In der zweiten Hälfte des 15. Jahrhunderts wurden diese verwaisten Landstriche zur Zuflucht für Tausende, die in der Neuen Welt gescheitert oder ausgestossen waren. Bankrotte Pflanzer, entlassene oder davongelaufene Arbeiter, Deserteure, entwichene Sklaven, schiffbrüchige Freibeuter, Schuldner, die ihre Gläubiger nicht befriedigen konnten, und natürlich Abenteurer aller Schattierungen.

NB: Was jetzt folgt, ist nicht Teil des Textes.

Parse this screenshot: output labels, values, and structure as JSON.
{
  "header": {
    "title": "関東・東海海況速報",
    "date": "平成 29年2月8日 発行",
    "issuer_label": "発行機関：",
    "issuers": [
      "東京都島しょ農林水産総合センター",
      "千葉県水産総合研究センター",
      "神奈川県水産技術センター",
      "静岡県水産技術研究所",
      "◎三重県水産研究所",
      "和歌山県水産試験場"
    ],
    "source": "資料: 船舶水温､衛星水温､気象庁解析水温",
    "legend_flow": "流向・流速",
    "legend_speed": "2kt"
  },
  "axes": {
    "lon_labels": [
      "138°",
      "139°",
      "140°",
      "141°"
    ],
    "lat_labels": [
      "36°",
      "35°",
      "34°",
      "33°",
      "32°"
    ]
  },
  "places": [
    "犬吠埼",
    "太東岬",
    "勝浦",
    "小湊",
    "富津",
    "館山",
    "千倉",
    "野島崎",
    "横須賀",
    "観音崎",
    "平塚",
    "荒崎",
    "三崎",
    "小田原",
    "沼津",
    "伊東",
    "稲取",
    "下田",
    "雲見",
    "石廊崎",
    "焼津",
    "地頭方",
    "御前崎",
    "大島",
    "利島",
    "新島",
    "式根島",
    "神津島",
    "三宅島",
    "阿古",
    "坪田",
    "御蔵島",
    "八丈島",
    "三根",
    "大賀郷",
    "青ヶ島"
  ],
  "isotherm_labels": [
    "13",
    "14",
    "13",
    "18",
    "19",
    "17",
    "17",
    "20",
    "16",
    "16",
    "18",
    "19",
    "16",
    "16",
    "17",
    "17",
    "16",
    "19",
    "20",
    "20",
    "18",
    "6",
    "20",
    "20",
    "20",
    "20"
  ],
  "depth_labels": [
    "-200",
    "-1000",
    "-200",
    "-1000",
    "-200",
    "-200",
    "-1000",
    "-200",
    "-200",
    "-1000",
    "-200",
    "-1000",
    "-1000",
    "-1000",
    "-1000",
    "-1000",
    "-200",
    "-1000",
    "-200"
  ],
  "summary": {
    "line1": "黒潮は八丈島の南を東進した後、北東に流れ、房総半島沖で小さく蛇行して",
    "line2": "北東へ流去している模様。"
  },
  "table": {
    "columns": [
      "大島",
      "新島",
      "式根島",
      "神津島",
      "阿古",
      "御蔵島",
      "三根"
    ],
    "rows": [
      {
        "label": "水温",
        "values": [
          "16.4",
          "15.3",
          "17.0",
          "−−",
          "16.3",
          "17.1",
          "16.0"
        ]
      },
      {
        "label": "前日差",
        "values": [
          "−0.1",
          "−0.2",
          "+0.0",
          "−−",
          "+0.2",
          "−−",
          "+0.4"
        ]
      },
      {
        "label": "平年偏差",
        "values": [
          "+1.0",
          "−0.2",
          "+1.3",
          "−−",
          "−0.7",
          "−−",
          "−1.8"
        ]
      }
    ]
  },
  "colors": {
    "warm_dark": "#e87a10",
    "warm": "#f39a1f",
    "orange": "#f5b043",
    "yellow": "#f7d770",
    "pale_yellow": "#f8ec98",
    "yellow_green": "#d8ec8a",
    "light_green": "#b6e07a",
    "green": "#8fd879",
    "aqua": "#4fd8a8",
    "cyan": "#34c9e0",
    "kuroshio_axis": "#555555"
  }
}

Jeweils zwei, gelegentlich auch drei oder mehr dieser Männer schlossen sich zu regelrechten Männerfamilien zusammen, in denen die Partner ihren Besitz miteinander teilten und aufopfernd füreinander sorgten. Ihren Lebensunterhalt verdienten sie sich durch die Jagd auf die Nachkommen der Haustiere, die die früheren Bewohner zurückgelassen hatten. Aus dem Fett erlegter Pferde gewannen sie ein begehrtes Lampenöl. Von den erbeuteten Rindern bearbeiteten sie vor allem die Häute. Schweine aber wurden zu Schiffsproviant verarbeitet. Man schnitt das Fleisch in Streifen, legte es in eine Salzlake ein, hängte es an Stöcken oder hölzernen Rahmen auf, räucherte und verpackte es. Den Räucherrost, den "Boukan", hatten die Waldläufer von den Indianern übernommen. So entstand ihr Name, unter dem sie in die Geschichte der Seeräuberei eingingen: Bukanier.

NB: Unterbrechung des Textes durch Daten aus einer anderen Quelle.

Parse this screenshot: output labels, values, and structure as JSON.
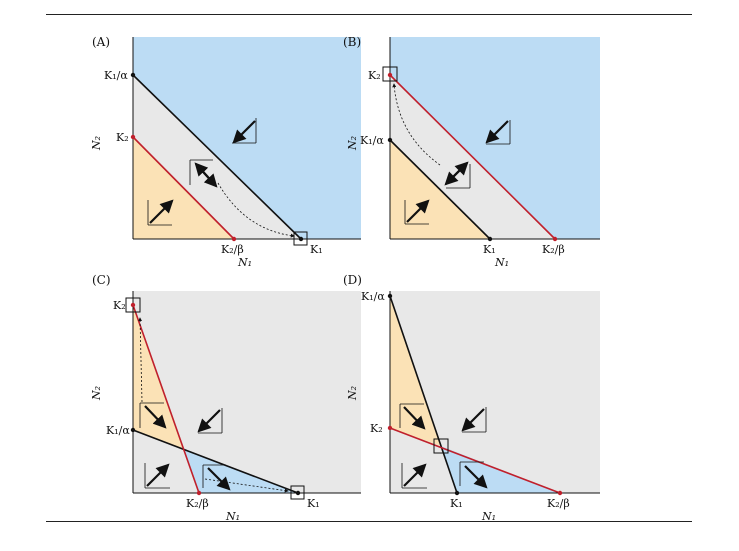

Handelspartner der Bukanier waren Seeräuber und Schmuggler. Das Geschäft blühte. Französische, englische und später holländische Piratenschiffe kamen, um sich mit frischem Wasser und Boukanfleisch zu versorgen. Die Schmuggler übernahmen die kostbaren Tierhäute, die in Europa bei Sattlern, Buchbindern, Schustern, Uniform schneidern, Polsterern und Lederfabrikanten reissenden Absatz fanden. Im Gegenzug erhielten die Bukanier von ihren Handelspartnern Segeltuch, Leinenwäsche, Werkzeug, Branntwein, Waffen und Schiesspulver.

Schon gegen Ende des 16. Jahrhunderts hatten die Bukanier immer häufiger ihre Piratenkunden nach geahmt und waren selbst zu Seeräubern geworden. Getarnt als harmlose Fischer oder Küstenschiffer pirschten sie sich mit ihren kleinen Pinassen an ankernde oder vorüberfahrende Schiffe heran, eröffneten unvermutet ein mörderisches Gewehrfeuer auf den Steuermann und die Decksbesatzung und enterten auf, ehe sich ihre Opfer noch von ihrem Schrecken erholt halten.

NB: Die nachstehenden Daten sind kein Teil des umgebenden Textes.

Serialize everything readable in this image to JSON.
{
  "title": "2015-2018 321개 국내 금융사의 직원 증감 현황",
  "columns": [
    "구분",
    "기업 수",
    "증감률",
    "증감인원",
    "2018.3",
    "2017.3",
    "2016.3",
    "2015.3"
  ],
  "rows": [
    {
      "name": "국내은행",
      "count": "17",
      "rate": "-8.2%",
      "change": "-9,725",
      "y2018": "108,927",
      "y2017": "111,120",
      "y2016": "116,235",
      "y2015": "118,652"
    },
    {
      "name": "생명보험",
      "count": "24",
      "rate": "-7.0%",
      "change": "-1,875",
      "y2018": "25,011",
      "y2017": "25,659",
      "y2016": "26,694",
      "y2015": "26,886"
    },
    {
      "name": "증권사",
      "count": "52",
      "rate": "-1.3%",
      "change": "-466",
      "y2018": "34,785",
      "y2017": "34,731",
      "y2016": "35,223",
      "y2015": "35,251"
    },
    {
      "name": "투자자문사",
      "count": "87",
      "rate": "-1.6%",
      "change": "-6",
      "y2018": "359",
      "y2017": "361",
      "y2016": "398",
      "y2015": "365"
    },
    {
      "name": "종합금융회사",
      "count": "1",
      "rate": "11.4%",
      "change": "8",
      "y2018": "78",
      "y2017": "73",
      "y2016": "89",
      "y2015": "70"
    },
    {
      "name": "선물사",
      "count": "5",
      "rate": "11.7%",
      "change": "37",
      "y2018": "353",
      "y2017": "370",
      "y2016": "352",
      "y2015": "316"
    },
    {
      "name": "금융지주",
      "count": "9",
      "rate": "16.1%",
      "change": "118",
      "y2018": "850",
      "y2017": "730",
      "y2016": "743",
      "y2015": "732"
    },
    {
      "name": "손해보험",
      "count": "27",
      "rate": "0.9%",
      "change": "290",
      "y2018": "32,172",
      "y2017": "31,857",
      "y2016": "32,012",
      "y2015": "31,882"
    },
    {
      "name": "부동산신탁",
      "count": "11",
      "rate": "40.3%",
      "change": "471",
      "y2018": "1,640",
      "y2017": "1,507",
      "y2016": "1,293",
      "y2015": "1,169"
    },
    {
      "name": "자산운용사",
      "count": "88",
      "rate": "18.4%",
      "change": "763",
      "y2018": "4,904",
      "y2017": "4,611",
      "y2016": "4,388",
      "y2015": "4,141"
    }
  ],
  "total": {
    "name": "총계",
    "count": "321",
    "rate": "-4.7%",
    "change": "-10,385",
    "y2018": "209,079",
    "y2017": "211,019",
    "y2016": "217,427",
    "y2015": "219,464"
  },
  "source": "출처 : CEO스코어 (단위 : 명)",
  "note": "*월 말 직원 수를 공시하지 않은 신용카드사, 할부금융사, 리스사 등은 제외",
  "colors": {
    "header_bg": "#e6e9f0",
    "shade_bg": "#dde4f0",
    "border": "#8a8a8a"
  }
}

1638 besetzte eine kleine Gruppe von Bukaniern La Tortuga, die Schildkröteninsel, fünf Seemeilen vor der Nordwestküste Haitis. La Tortuga war eine ideale Seeräuberfestung. Sie besass im Süden einen vorzüglichen kleinen Hafen, war aber im übrigen schwer zugänglich.

Schöpfer des Seeräuberstaats auf der Schildkröteninsel war ein Flüchtling aus Frankreich, der ehemalige lngenieuroffizier Le Vasseur. 1640 wählten ihn die Bukanier zum "Gouverneur". Le Vasseur war ein ebenso abgefeimter wie umsichtiger Halunke. In den zwölf Jahren seiner "Regierung" befestigte er die Insel und machte sie zum Alptraum aller Schiffe und Küsten der Neuen Welt. 1652 wurde er von einem eifersüchtigen Bukanier erdolcht.

Sein Nachfolger, Chevalier de Fontenay, war ein Ganove von gleichem Zuschnitt. Er zeichnete sich unter anderem dadurch aus, dass er einführte, was dem Seeräuberparadies noch fehlte - Frauen.

Als die Spanier La Tortuga 1654 zum ersten und letzten Mal eroberten, schickten sie de Fontenay zurück nach Frankreich. Aber schon wenige Monate später kehrten die Bukanier unter neuen Anführern zurück und blieben auf der Schildkröteninsel, bis die Franzosen selbst dieser Hochburg der Gauner, Schmuggler, Abenteurer und Mörder gegen Ende des 17. Jahrhundert ein Ende machten.

Wer sich den Seeräuberstaat auf La Tortuga vorstellen möchte, kann sich an den gängigen Abenteurer- und Piratenfilmen orientieren. Was man dort zu sehen bekommt: verwegene Typen mit Narben im Gesicht, ein farbiges Tuch um den Kopf, einige mit Augenklappe oder Holzbein, Entermesser und Pistolen im Gürtel, dazu Gezänk, Papageien, leichte Mädchen und Hafenkneipen, in denen grölende Halsabschneider die soeben erbeuteten Goldstücke versaufen oder verspielen so oder so ähnlich hat es auf der Schildkröteninsel in ihrer Blütezeit tatsächlich ausgesehen.